Yaakov seems to be justifying himself for not burying Rachel in the Me’oras Ha’machpeilah. After all, Yaakov is imploring Yosef to make sure that he is interred in the burial place of the Patriarchs, even though his beloved wife, Rachel, Yosef’s mother, was not buried there! If that was the intended meaning, however, then Yaakov’s “speech” would have been placed earlier in the parsha, where Yaakov asks Yosef to bury him in the Me’oras Ha’machpeilah. In this context his statement is apparently connected to the decision to grant each of Yosef’s sons a special position as an individual tribe among the shevatim.

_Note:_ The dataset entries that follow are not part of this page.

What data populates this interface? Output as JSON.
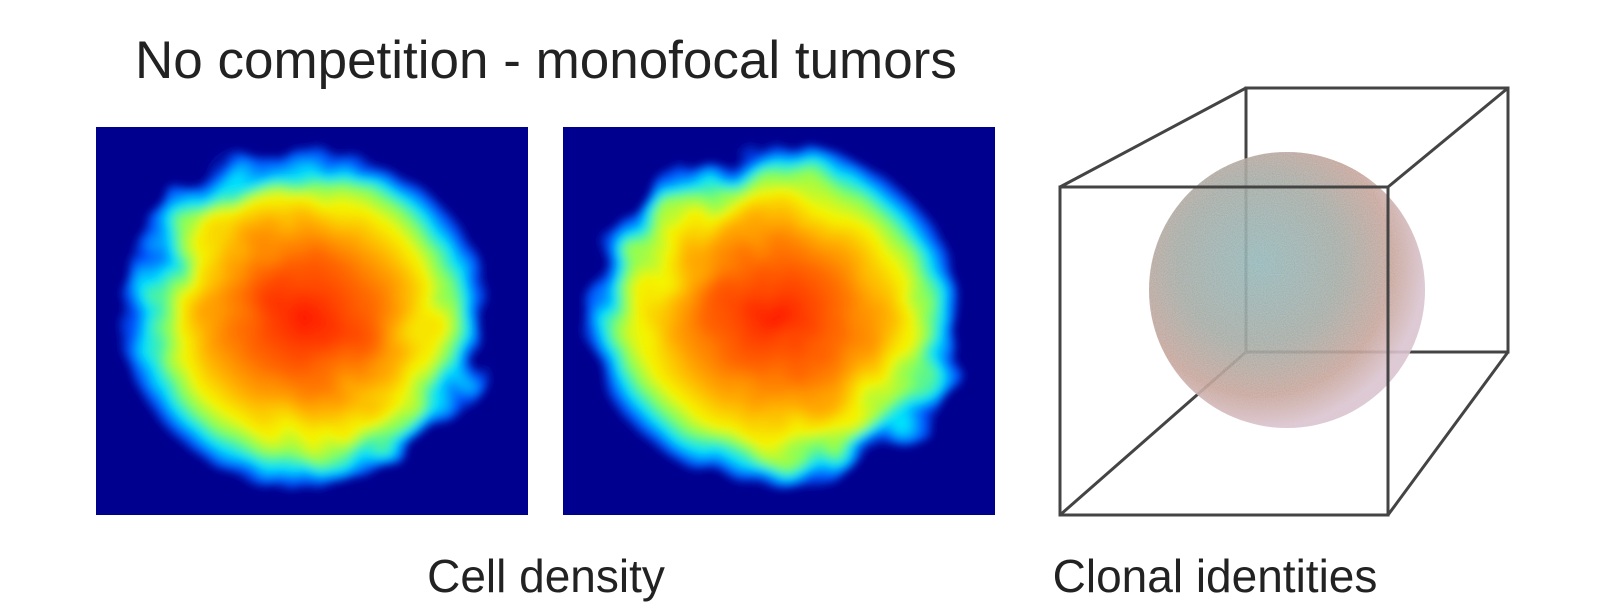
{
  "title": "No competition - monofocal tumors",
  "labels": [
    "Cell density",
    "Clonal identities"
  ]
}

Horav S.R. Hirsch, zl, notes that during this entire conversation the Torah refers to him as Yaakov — not Yisrael. This is the case until the point when Yaakov confers “shevet” status upon Menashe and Efraim and blesses them. “Vayischazak Yisrael,” Yaakov pulled himself together only when Yosef approached him. Yaakov’s response indicates Yosef’s importance. Specifically, it underscores how Yosef’s significance would ultimately affect the national future of Klal Yisrael. As Yaakov looked at his two grandsons, he viewed them as Yisrael – attributing special meaning to that moment.

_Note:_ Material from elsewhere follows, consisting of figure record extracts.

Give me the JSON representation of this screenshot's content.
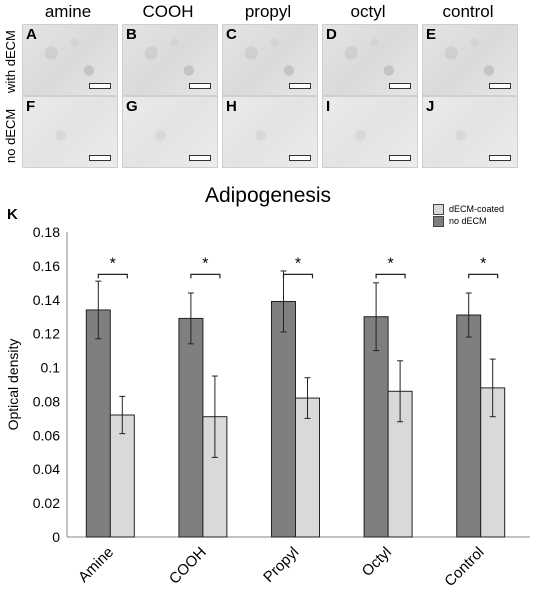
{
  "image_panels": {
    "column_labels": [
      "amine",
      "COOH",
      "propyl",
      "octyl",
      "control"
    ],
    "row_labels": [
      "with dECM",
      "no dECM"
    ],
    "row1_letters": [
      "A",
      "B",
      "C",
      "D",
      "E"
    ],
    "row2_letters": [
      "F",
      "G",
      "H",
      "I",
      "J"
    ]
  },
  "panel_label": "K",
  "colors": {
    "no_decm": "#7f7f7f",
    "decm_coated": "#d9d9d9"
  },
  "chart_data": {
    "type": "bar",
    "title": "Adipogenesis",
    "xlabel": "",
    "ylabel": "Optical density",
    "categories": [
      "Amine",
      "COOH",
      "Propyl",
      "Octyl",
      "Control"
    ],
    "ylim": [
      0,
      0.18
    ],
    "yticks": [
      "0",
      "0.02",
      "0.04",
      "0.06",
      "0.08",
      "0.1",
      "0.12",
      "0.14",
      "0.16",
      "0.18"
    ],
    "series": [
      {
        "name": "no dECM",
        "values": [
          0.134,
          0.129,
          0.139,
          0.13,
          0.131
        ],
        "errors": [
          0.017,
          0.015,
          0.018,
          0.02,
          0.013
        ]
      },
      {
        "name": "dECM-coated",
        "values": [
          0.072,
          0.071,
          0.082,
          0.086,
          0.088
        ],
        "errors": [
          0.011,
          0.024,
          0.012,
          0.018,
          0.017
        ]
      }
    ],
    "significance_label": "*",
    "legend_position": "top-right",
    "grid": false
  }
}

Horav Hirsch contends that Yaakov’s decision to make Yosef’s descendants into a double tribe was the result of his overwhelming love for Yosef. Unrelated to national considerations, it was purely a personal decision. In these last days of his life, Yaakov’s thoughts reverted back to Rachel, his intended wife, whom he cherished with great affection, who had been tragically taken away from him the earliest. Her memory was especially prominent in his mind. Indeed, it was more than likely that her fate would cast her in the distant background in the future memorials of the nation. He feared she would be forgotten. In the future, when Yaakov’s descendants would go to pray at the graves of their ancestors, they would visit the Patriarchs and Matriarchs, but Rachel Imeinu, the Matriarch who was Yosef’s mother and Yaakov’s beloved, would be missing. Yosef’s mother, even in death, did not receive her rightful place. Only two tribes would memorialize her as their mother.
Yaakov feared that Rachel would be forgotten, so he decided to make Yosef – Rachel’s firstborn – the firstborn of the tribes, by forming two tribes from the descendants of Yosef’s two sons. He granted them a “double portion” as is the due of the firstborn. Yaakov clearly was demonstrating his undying affection for Rachel. He gave her in death what she never had experienced in life.